L’organisatrice du premier JamFest Trois-Rivières, Josiane Roch, en compagnie de l’artiste Alexandra Bastien et sa modèle Océane Salvas.

Le body painting ou l’art en mouvement

Trois-Rivières — Forme d’art caractérisée par l’aspect éphémère et vivant, la peinture sur le corps demeure méconnue du grand public. Les œuvres d’art créées n’en sont pas moins impressionnantes et très complexes, comme l’ont démontré les quarante artistes en body painting qui ont pris part jeudi à Trois-Rivières au premier FestiJam.

La quarantaine d’artistes d’un peu partout au Québec étaient en plein travail jeudi soir, lorsque l’équipe du Nouvelliste s’est rendue au FestiJam qui se tenait à l’île Saint-Quentin. Inspirés par le thème du monde féérique, les artistes peignaient et maquillaient les modèles pour que les œuvres prennent vie.

«Les artistes doivent réaliser les œuvres de 18 h 30 à 10 h. Par la suite, il y a un défilé final», explique Josiane Roch, organisatrice du FestiJam Trois-Rivières.

«C’est un rendez-vous amical pour le plaisir. Des experts et des débutants se sont réunis pour l’amour du body painting.»

La communauté de la peinture sur le corps du Québec a grandement répondu à l’appel et ses membres se sont déplacés en grand nombre à Trois-Rivières. «Nous sommes vraiment chanceux. Presque tout le monde est ici ce soir. Tout le monde a embarqué dans le projet, je suis vraiment contente», avoue Josiane Roch.

Alexandra Bastien applique pas moins de 40 couches de peinture sur son modèle pour que l’oeuvre prenne vie.

Si la plupart des œuvres étaient en préparation lorsque Le Nouvelliste s’est rendu à l’événement, celle d’Alexandra Bastien était déjà bien avancée. Son modèle Océane Salvas arborait déjà des scènes des films du Seigneur des anneaux. L’artiste à la réputation internationale prend toujours 24 heures à réaliser ses œuvres qui nécessitent pas moins de 40 couches de peinture.

«C’est ma marque de commerce», dit-elle en riant.

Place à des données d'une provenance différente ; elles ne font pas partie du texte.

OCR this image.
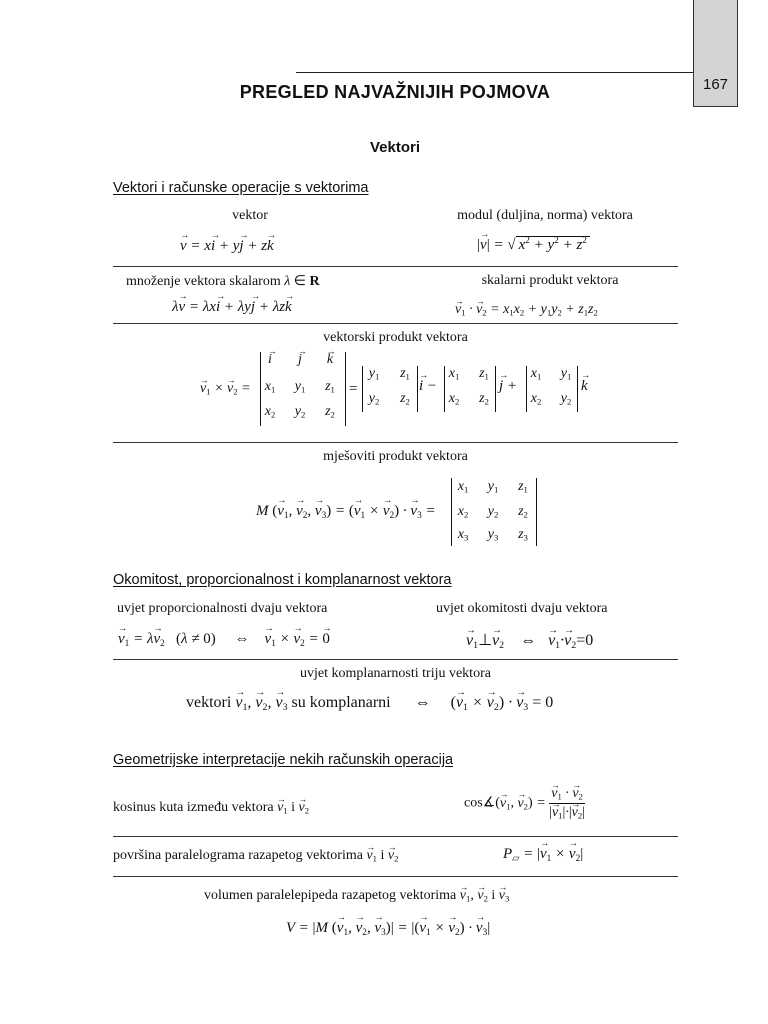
167
PREGLED NAJVAŽNIJIH POJMOVA
Vektori
Vektori i računske operacije s vektorima
vektor	modul (duljina, norma) vektora
→ v = x→ i + y→ j + z→ k	|→ v| = √ $x^2 + y^2 + z^2$
množenje vektora skalarom λ ∈ R	skalarni produkt vektora
λ→ v = λx→ i + λy→ j + λz→ k	→ $v_1$ · → $v_2 = x_1x_2 + y_1y_2 + z_1z_2$
vektorski produkt vektora
→ $v_1$ × → $v_2$ =
→ i	→ j	→ k
$x_1$	$y_1$	$z_1$
$x_2$	$y_2$	$z_2$
=
$y_1$	$z_1$
$y_2$	$z_2$
→ i −
$x_1$	$z_1$
$x_2$	$z_2$
→ j +
$x_1$	$y_1$
$x_2$	$y_2$
→ k
mješoviti produkt vektora
M (→ $v_1$, → $v_2$, → $v_3$) = (→ $v_1$ × → $v_2$) · → $v_3$ =
$x_1$	$y_1$	$z_1$
$x_2$	$y_2$	$z_2$
$x_3$	$y_3$	$z_3$
Okomitost, proporcionalnost i komplanarnost vektora
uvjet proporcionalnosti dvaju vektora	uvjet okomitosti dvaju vektora
→ $v_1 = \lambda\to v_2$ (λ ≠ 0) ⇔ → $v_1$ × → $v_2$ = → 0	→ $v_1\perp\to v_2$ ⇔ → $v_1\cdot\to v_2=0$
uvjet komplanarnosti triju vektora
vektori → $v_1$, → $v_2$, → $v_3$ su komplanarni ⇔ (→ $v_1$ × → $v_2$) · → $v_3 = 0$
Geometrijske interpretacije nekih računskih operacija
kosinus kuta između vektora → $v_1$ $i \to v_2$	cos∡(→ $v_1$, → $v_2$) = → $\frac{v_1 \cdot \to v_2}{|\to v_1|\cdot|\to v_2|}$
površina paralelograma razapetog vektorima → $v_1$ $i \to v_2$	$P_▱$ = |→ $v_1$ × → $v_2|$
volumen paralelepipeda razapetog vektorima → $v_1$, → $v_2$ $i \to v_3$
V = |M (→ $v_1$, → $v_2$, → $v_3)|$ = |(→ $v_1$ × → $v_2$) · → $v_3|$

Son modèle a donc dû dormir une nuit avec de la peinture sur le corps. «Je dors près d’elle et je dois m’assurer, en me réveillant toutes les 20 minutes, qu’elle ne bouge pas et qu’elle ne brise pas l’œuvre», confie Alexandra Bastien.

Ces inconvénients ne dérangent aucunement Océane Salvas, qui apprécie cette forme d’art qui la transforme en œuvre vivante. «J’apprécie maintenant plus ce type d’art que les toiles», avoue-t-elle en ajoutant que l’incursion dans le monde du body painting a permis de faire tomber certains tabous. «Le corps humain et de voir des gens nus c’est tabou. Avant, ça l’était pour moi aussi, mais maintenant je suis vraiment à l’aise. Ça m’a beaucoup aidée pour ma confiance en moi.»

Artiste et femme d’affaires ayant sa propre ligne de maquillage (Paradise Makeup AQ), Jinny (Geneviève Houle) présente depuis plus de 20 ans ses œuvres à travers le monde. Cette diplômée en art apprécie particulièrement l’approche en trois dimensions du body painting.

Des accessoires peuvent être ajoutés aux oeuvres de peinture sur le corps.

«J’aime travailler l’effet 3D. Lorsqu’on regarde l’œuvre à une certaine distance, le personnage devient vivant», précise Jinny.